The single most important rule: Ask! Programs often have special requirements or suggestions. Things will tend to go smoother if you can accommodate these. For instance, on Vision TV's daily human affairs program "Skylight," black outfits are "out." The reason is that Skylight's studio background is deliberately black. The head of a person dressed all in black would seem suspended in space.

If you're going to be on TV with some regularity, consider adopting a "trade mark." Pierre Berton's bow tie may be Canada's best-known example.

TV is impressionistic. People will tell you they "saw you on TV." They won't usually remember what you said. They'll be left with an impression. So attention to clothing, grooming and deportment is essential.

Of course, you might flout all the rules, yet dress perfectly. If your message button is central to why you're going on TV, it may be an excellent idea.

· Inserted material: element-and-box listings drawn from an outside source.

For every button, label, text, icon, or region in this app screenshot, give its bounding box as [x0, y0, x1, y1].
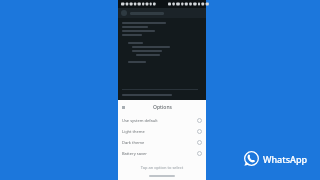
button[interactable]: Use system default [118, 115, 206, 126]
staticText: Dark theme [122, 140, 197, 145]
button[interactable]: Account [121, 10, 127, 16]
button[interactable]: Dark theme [118, 137, 206, 148]
button[interactable]: Battery saver [118, 148, 206, 159]
staticText: Battery saver [122, 151, 197, 156]
staticText: Options [153, 104, 172, 111]
button[interactable]: Light theme [118, 126, 206, 137]
staticText: WhatsApp [263, 153, 308, 165]
staticText: Use system default [122, 118, 197, 123]
staticText: Tap an option to select [118, 165, 206, 170]
staticText: Light theme [122, 129, 197, 134]
button[interactable]: WhatsApp [244, 151, 308, 166]
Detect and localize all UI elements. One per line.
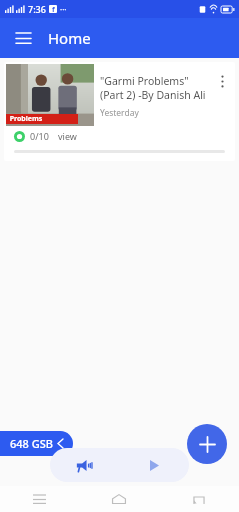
staticText: ··· — [60, 4, 67, 15]
staticText: view — [58, 130, 77, 142]
button[interactable]: Play — [119, 448, 189, 482]
button[interactable]: More options — [211, 70, 233, 92]
staticText: Home — [48, 28, 91, 48]
staticText: f — [52, 5, 55, 13]
button[interactable]: Add — [187, 424, 227, 464]
button[interactable]: 648 GSB — [0, 431, 73, 456]
staticText: 648 GSB — [10, 436, 53, 451]
button[interactable]: Problems — [4, 62, 235, 161]
button[interactable]: Back — [159, 486, 239, 512]
staticText: 0/10 — [30, 130, 49, 142]
button[interactable]: Announcements — [50, 448, 189, 482]
staticText: Yesterday — [100, 107, 139, 119]
staticText: Problems — [6, 114, 43, 124]
button[interactable]: Announcements — [50, 448, 119, 482]
button[interactable]: Open navigation menu — [8, 23, 38, 53]
button[interactable]: Home — [79, 486, 159, 512]
staticText: 7:36 — [28, 3, 46, 15]
button[interactable]: Recent apps — [0, 486, 79, 512]
staticText: "Garmi Problems" (Part 2) -By Danish Ali — [100, 74, 209, 102]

Put on that clown suit and go to the funeral directors' conference. People will be sure to tell you they "saw you on TV." They might even remember what you said.

Dressing for TV, the Wallet Version

D istractions: Avoid! White. Glint. Clicks, clinks. Dangly jewelry. F
R emember your audience. Remember your cause or organization. O
E xtremes in looks will seldom help your cause or organization. R
S elect what makes you feel good, what you're really comfortable in. T
S elect what has drawn compliments: Outfit. Or vest, blouse, scarf, tie. V

No tiny checks, hound's tooth, fine lines, lip gloss, big earrings. Try to avoid:
Metal framed glasses, dark-tinted lenses. Above all, ask beforehand!


Barrie Zwicker is Publisher Emeritus of Sources. He's ticked off that the dressy vests he has long favoured have become as common as sound bites.